The things you wish to avoid --Hamiltonian mechanics, ensembles, phase spaces, etc.-- are not easy to avoid, and attempting to avoid them will likely lead you into much frustration.  The  Schroedinger equation is not a necessary starting point: if you begin with a Hamiltonian, you get a statistical mechanics which is readily adaptable to either classical or quantum-mechanical usage.
I know my answer is not what you are looking for; but I hope it is some small help in spite of that.
A: If you want to reproduce the predictions of the canonical ensemble, which says that the probability of a state is proportional to $\exp(-\beta E)$ where $\beta = (k_bT)^{-1}$, recall how the canonical ensemble is considered—we need to take some many body system (in your case, a quantum system) and weakly couple it to a heat bath.
I believe what you're trying to grasp at is the Eigenstate Thermalization Hypothesis, which basically asks "how can it be that a quantum system obeys these statmech principles like Boltzmann distribution, etc"? This is a very deep question and the answers are honestly pretty case-by-case.

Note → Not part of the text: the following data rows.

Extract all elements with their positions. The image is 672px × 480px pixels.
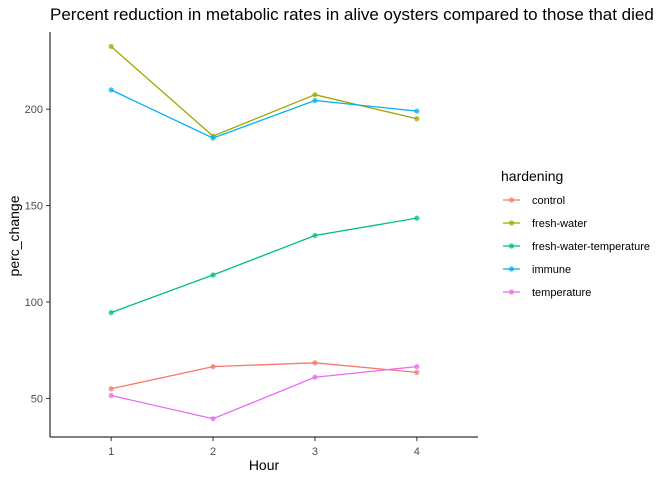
data-point — [312, 232, 318, 239]
y-tick-label: 200 — [25, 104, 43, 116]
legend-key-point — [508, 197, 515, 203]
legend-item-control: control — [503, 195, 565, 207]
legend-item-temperature: temperature — [503, 287, 591, 299]
data-point — [312, 97, 318, 104]
x-tick-label: 4 — [414, 446, 420, 458]
x-tick-label: 1 — [108, 446, 114, 458]
series-control — [108, 360, 420, 392]
legend-label: fresh-water-temperature — [532, 241, 650, 253]
data-point — [210, 416, 216, 422]
data-point — [210, 135, 216, 141]
y-tick-label: 150 — [25, 201, 43, 213]
series-line — [110, 217, 418, 314]
data-point — [108, 43, 114, 50]
data-point — [108, 87, 114, 93]
y-tick-label: 50 — [31, 393, 43, 405]
series-fresh-water — [108, 43, 420, 139]
data-point — [414, 364, 420, 370]
legend-item-fresh-water: fresh-water — [503, 218, 587, 230]
data-point — [414, 108, 420, 114]
series-immune — [108, 87, 420, 141]
data-point — [210, 364, 216, 370]
x-tick-label: 2 — [210, 446, 216, 458]
data-point — [210, 272, 216, 278]
y-axis-ticks: 50 100 150 200 — [25, 104, 50, 405]
legend-title: hardening — [501, 168, 563, 184]
series-line — [110, 365, 417, 420]
data-point — [108, 386, 114, 392]
data-point — [312, 92, 318, 98]
legend-item-immune: immune — [503, 264, 571, 276]
x-axis-ticks: 1 2 3 4 — [108, 437, 420, 458]
data-point — [414, 369, 420, 375]
data-point — [108, 310, 114, 316]
series-temperature — [108, 364, 420, 422]
series-fresh-water-temperature — [108, 215, 420, 316]
legend-key-point — [508, 243, 515, 249]
legend-label: control — [532, 195, 565, 207]
series-line — [110, 362, 417, 390]
y-axis-title: perc_change — [6, 195, 22, 276]
legend-key-point — [508, 266, 515, 272]
chart-title: Percent reduction in metabolic rates in … — [50, 5, 654, 24]
legend-key-point — [508, 220, 515, 226]
data-point — [312, 374, 318, 380]
legend-label: temperature — [532, 287, 591, 299]
data-point — [312, 360, 318, 366]
x-axis-title: Hour — [249, 457, 280, 473]
x-tick-label: 3 — [312, 446, 318, 458]
series-line — [110, 46, 418, 137]
legend-key-point — [508, 289, 515, 295]
plot-area — [108, 43, 420, 422]
series-line — [110, 89, 417, 139]
legend-label: immune — [532, 264, 571, 276]
data-point — [108, 392, 114, 399]
legend-items: control fresh-water fresh-water-temperatur… — [503, 195, 650, 299]
legend-item-fresh-water-temperature: fresh-water-temperature — [503, 241, 650, 253]
legend-label: fresh-water — [532, 218, 587, 230]
legend: hardening control fresh-water fresh-water-… — [501, 168, 650, 299]
data-point — [414, 116, 420, 122]
y-tick-label: 100 — [25, 297, 43, 309]
data-point — [414, 215, 420, 221]
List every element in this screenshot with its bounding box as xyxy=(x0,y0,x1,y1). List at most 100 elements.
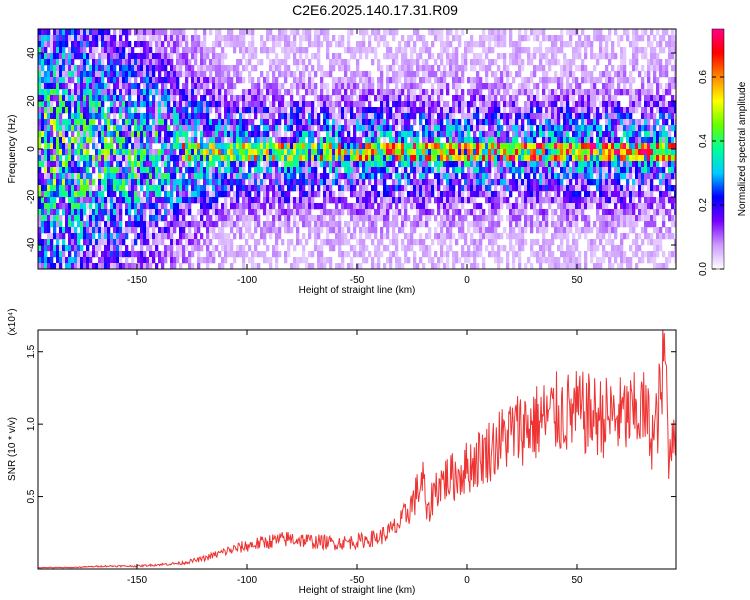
spectrogram-cell xyxy=(92,167,96,174)
spectrogram-cell xyxy=(290,101,294,108)
spectrogram-cell xyxy=(68,203,72,210)
spectrogram-cell xyxy=(47,185,51,192)
spectrogram-cell xyxy=(59,101,63,108)
spectrogram-cell xyxy=(347,173,351,180)
spectrogram-cell xyxy=(311,125,315,132)
spectrogram-cell xyxy=(125,29,129,36)
spectrogram-cell xyxy=(47,119,51,126)
spectrogram-cell xyxy=(317,137,321,144)
spectrogram-cell xyxy=(431,179,435,186)
spectrogram-cell xyxy=(185,119,189,126)
spectrogram-cell xyxy=(395,29,399,36)
spectrogram-cell xyxy=(170,41,174,48)
spectrogram-cell xyxy=(446,203,450,210)
spectrogram-cell xyxy=(134,221,138,228)
spectrogram-cell xyxy=(299,239,303,246)
spectrogram-cell xyxy=(311,173,315,180)
spectrogram-cell xyxy=(131,245,135,252)
spectrogram-cell xyxy=(287,209,291,216)
spectrogram-cell xyxy=(209,215,213,222)
spectrogram-cell xyxy=(305,221,309,228)
spectrogram-cell xyxy=(83,65,87,72)
spectrogram-cell xyxy=(305,167,309,174)
spectrogram-cell xyxy=(404,179,408,186)
spectrogram-cell xyxy=(98,149,102,156)
spectrogram-cell xyxy=(59,167,63,174)
spectrogram-cell xyxy=(488,59,492,66)
spectrogram-cell xyxy=(197,71,201,78)
spectrogram-cell xyxy=(368,155,372,162)
spectrogram-cell xyxy=(95,47,99,54)
spectrogram-cell xyxy=(38,53,42,60)
spectrogram-cell xyxy=(137,131,141,138)
spectrogram-cell xyxy=(359,233,363,240)
spectrogram-cell xyxy=(41,245,45,252)
spectrogram-cell xyxy=(215,137,219,144)
spectrogram-cell xyxy=(341,233,345,240)
spectrogram-cell xyxy=(86,191,90,198)
spectrogram-cell xyxy=(143,47,147,54)
spectrogram-cell xyxy=(371,215,375,222)
spectrogram-cell xyxy=(107,29,111,36)
spectrogram-cell xyxy=(161,137,165,144)
spectrogram-cell xyxy=(59,77,63,84)
spectrogram-cell xyxy=(125,173,129,180)
spectrogram-cell xyxy=(53,41,57,48)
spectrogram-cell xyxy=(110,101,114,108)
spectrogram-cell xyxy=(287,245,291,252)
spectrogram-cell xyxy=(179,125,183,132)
spectrogram-cell xyxy=(296,203,300,210)
spectrogram-cell xyxy=(419,245,423,252)
spectrogram-cell xyxy=(104,161,108,168)
spectrogram-cell xyxy=(287,161,291,168)
spectrogram-cell xyxy=(209,161,213,168)
spectrogram-cell xyxy=(47,143,51,150)
spectrogram-cell xyxy=(86,161,90,168)
spectrogram-cell xyxy=(194,161,198,168)
spectrogram-cell xyxy=(257,191,261,198)
spectrogram-cell xyxy=(59,65,63,72)
spectrogram-cell xyxy=(482,35,486,42)
spectrogram-cell xyxy=(371,263,375,269)
spectrogram-cell xyxy=(482,209,486,216)
spectrogram-cell xyxy=(98,227,102,234)
spectrogram-cell xyxy=(440,143,444,150)
spectrogram-cell xyxy=(395,137,399,144)
spectrogram-cell xyxy=(65,131,69,138)
spectrogram-cell xyxy=(269,143,273,150)
spectrogram-cell xyxy=(428,245,432,252)
spectrogram-cell xyxy=(134,161,138,168)
spectrogram-cell xyxy=(263,41,267,48)
spectrogram-cell xyxy=(44,71,48,78)
spectrogram-cell xyxy=(80,191,84,198)
spectrogram-cell xyxy=(404,251,408,258)
spectrogram-cell xyxy=(359,53,363,60)
spectrogram-cell xyxy=(395,251,399,258)
spectrogram-cell xyxy=(248,257,252,264)
spectrogram-cell xyxy=(440,29,444,36)
spectrogram-cell xyxy=(386,197,390,204)
spectrogram-cell xyxy=(215,209,219,216)
spectrogram-cell xyxy=(128,53,132,60)
spectrogram-cell xyxy=(116,53,120,60)
spectrogram-cell xyxy=(65,65,69,72)
spectrogram-cell xyxy=(341,131,345,138)
spectrogram-cell xyxy=(389,191,393,198)
spectrogram-cell xyxy=(95,77,99,84)
spectrogram-cell xyxy=(251,65,255,72)
spectrogram-cell xyxy=(479,167,483,174)
spectrogram-cell xyxy=(437,107,441,114)
spectrogram-cell xyxy=(38,251,42,258)
spectrogram-cell xyxy=(401,167,405,174)
spectrogram-cell xyxy=(359,155,363,162)
spectrogram-cell xyxy=(44,131,48,138)
spectrogram-cell xyxy=(53,53,57,60)
spectrogram-cell xyxy=(341,113,345,120)
spectrogram-cell xyxy=(461,143,465,150)
spectrogram-cell xyxy=(461,215,465,222)
spectrogram-cell xyxy=(164,137,168,144)
spectrogram-cell xyxy=(419,101,423,108)
spectrogram-cell xyxy=(431,149,435,156)
spectrogram-cell xyxy=(233,221,237,228)
spectrogram-cell xyxy=(191,119,195,126)
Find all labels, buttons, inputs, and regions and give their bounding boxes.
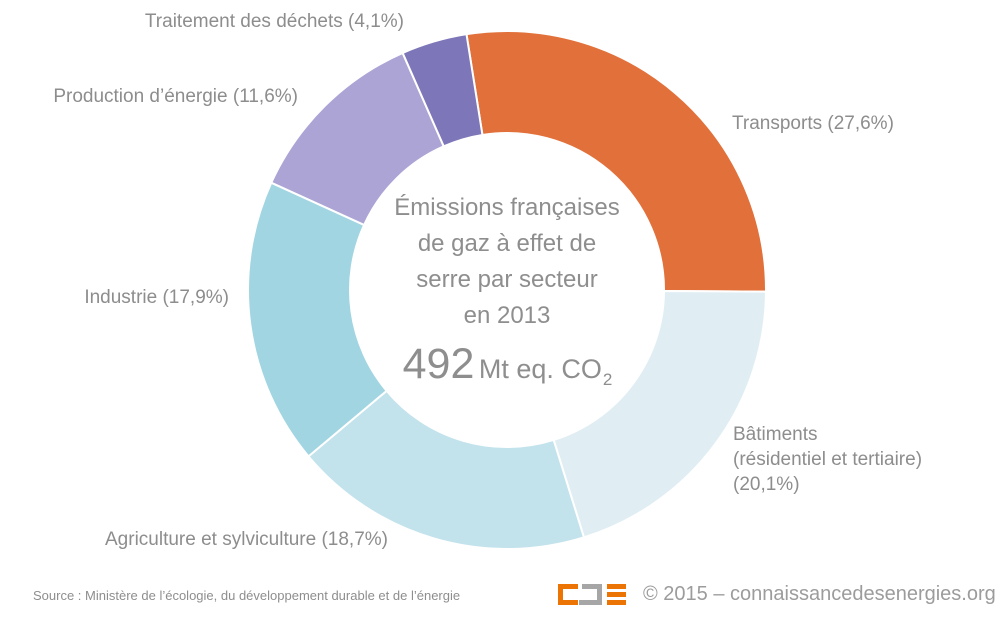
brand-footer: © 2015 – connaissancedesenergies.org [558,583,996,606]
logo-bracket-d [579,584,602,605]
label-batiments: Bâtiments (résidentiel et tertiaire) (20… [733,424,923,495]
unit-subscript: 2 [602,370,613,389]
total-unit: Mt eq. CO2 [478,354,613,389]
copyright-text: © 2015 – connaissancedesenergies.org [643,583,996,605]
label-traitement: Traitement des déchets (4,1%) [144,11,404,32]
label-agriculture: Agriculture et sylviculture (18,7%) [105,529,388,550]
chart-total: 492 Mt eq. CO2 [257,339,757,399]
total-value: 492 [402,340,475,388]
source-text: Source : Ministère de l’écologie, du dév… [33,588,461,603]
chart-center-text: Émissions françaises de gaz à effet de s… [257,190,757,399]
label-industrie: Industrie (17,9%) [84,287,229,308]
donut-slice-0 [465,30,767,293]
logo-bars-e [607,584,626,605]
chart-title: Émissions françaises de gaz à effet de s… [394,194,620,329]
donut-slice-5 [401,33,484,148]
donut-slice-3 [247,181,388,458]
logo-bracket-c [558,584,578,605]
cde-logo-icon [558,584,626,605]
label-transports: Transports (27,6%) [732,113,894,134]
label-production: Production d’énergie (11,6%) [53,86,298,107]
total-unit-text: Mt eq. CO [478,354,602,384]
donut-slice-1 [552,289,767,539]
donut-slice-2 [307,389,585,550]
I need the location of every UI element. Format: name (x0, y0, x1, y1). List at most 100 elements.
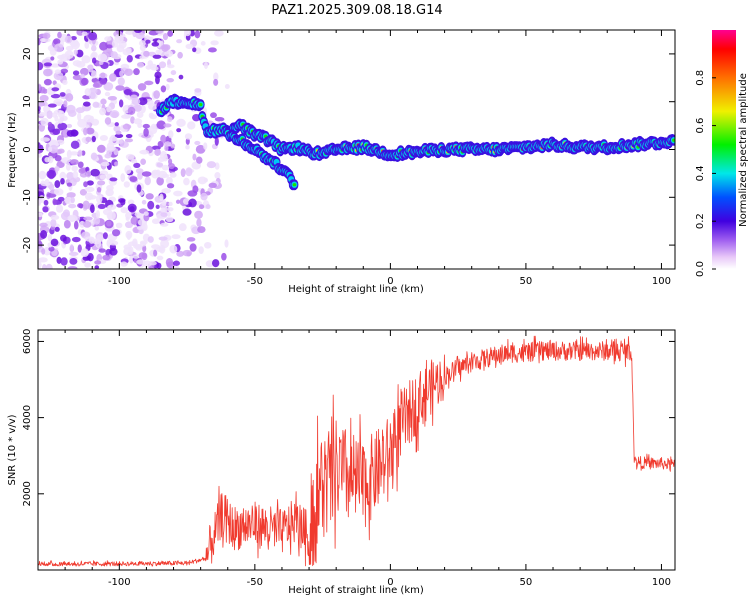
spectrogram-noise-blob (136, 62, 145, 68)
spectrogram-noise-blob (165, 257, 174, 267)
spectrogram-noise-blob (38, 170, 47, 180)
spectrogram-noise-blob (53, 98, 64, 106)
spectrogram-noise-blob (72, 74, 83, 81)
spectrogram-noise-blob (194, 210, 203, 219)
spectrogram-noise-blob (95, 239, 102, 248)
spectrogram-noise-blob (97, 53, 108, 62)
spectrogram-noise-blob (210, 40, 219, 46)
spectrogram-noise-blob (59, 92, 66, 97)
spectrogram-noise-blob (50, 218, 57, 228)
spectrogram-noise-blob (166, 78, 175, 83)
spectrogram-noise-blob (87, 253, 94, 262)
spectrogram-noise-blob (41, 248, 46, 255)
spectrogram-noise-blob (68, 251, 79, 256)
spectrogram-noise-blob (65, 162, 71, 171)
spectrogram-noise-blob (104, 91, 111, 97)
colorbar-tick-label: 0.2 (695, 213, 706, 229)
spectrogram-noise-blob (104, 117, 112, 125)
spectrogram-noise-blob (166, 64, 175, 69)
spectrogram-noise-blob (213, 72, 219, 81)
spectrogram-noise-blob (129, 176, 138, 183)
spectrogram-noise-blob (187, 121, 196, 130)
spectrogram-noise-blob (113, 125, 121, 132)
spectrogram-noise-blob (38, 62, 44, 71)
spectrogram-noise-blob (136, 184, 142, 193)
spectrogram-noise-blob (83, 127, 88, 136)
spectrogram-noise-blob (165, 176, 173, 185)
spectrogram-noise-blob (136, 225, 143, 230)
spectrogram-noise-blob (137, 83, 147, 91)
spectrogram-noise-blob (124, 221, 134, 229)
spectrogram-xtick-label: -50 (247, 276, 263, 287)
spectrogram-noise-blob (109, 110, 120, 118)
spectrogram-noise-blob (95, 210, 101, 219)
spectrogram-noise-blob (160, 134, 167, 143)
spectrogram-noise-blob (207, 47, 217, 53)
spectrogram-noise-blob (176, 250, 184, 257)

Some systems (by system, I'm talking about both the quantum subsystem you're doing statmech on, along with the bath its coupled to) do obey eigenstate thermalization (upon which the eigenstates of the subsystem get probabilities proportional to the appropriate Boltzmann factor), some systems do not. This makes it a fairly complicated thing to study. In your situation, if you want to have any shot at really doing this first principles derivation of statmech from QM, you need to somehow couple your system to a heat bath and figure out how to analyze that.
This is a pretty pessimistic answer, so I'll offer you some guidance. I just took this statmech final http://pages.physics.cornell.edu/~sethna/teaching/562/HW/Final20.pdf and the last question ("Heisenberg Entanglement") is a neat little exercise that shows you how you can see eigenstate thermalization in a quantum system.
Basically, he takes a "spin chain"—a 1 dimensional Heisenberg antiferromagnet—and treats some collection of spins in that chain as his "system" and the rest as a "heat bath", although the quantum mechanics of the full system (i.e. diagonalization of the Hamiltonian) is exactly solved for on a computer. I think you should just go ahead and solve this problem (though you'll need to know density matrices, and this final exam's previous problem has helpful guidance with partial traces which are also crucial, and you'll also need to know how to code, though it's pretty basic in a language like Matlab which has all the fancy tools built in). 
I realize the above problem is spins and not Schrodinger's wave equation, but I think you should start by thinking about simple, finite level systems like spin models just because they're more analytically tractable.
(BTW, the final exam I'm referencing has already been completed and graded so I think it's OK to discuss on the internet. It's also anyway a textbook problem in the same Prof's book.)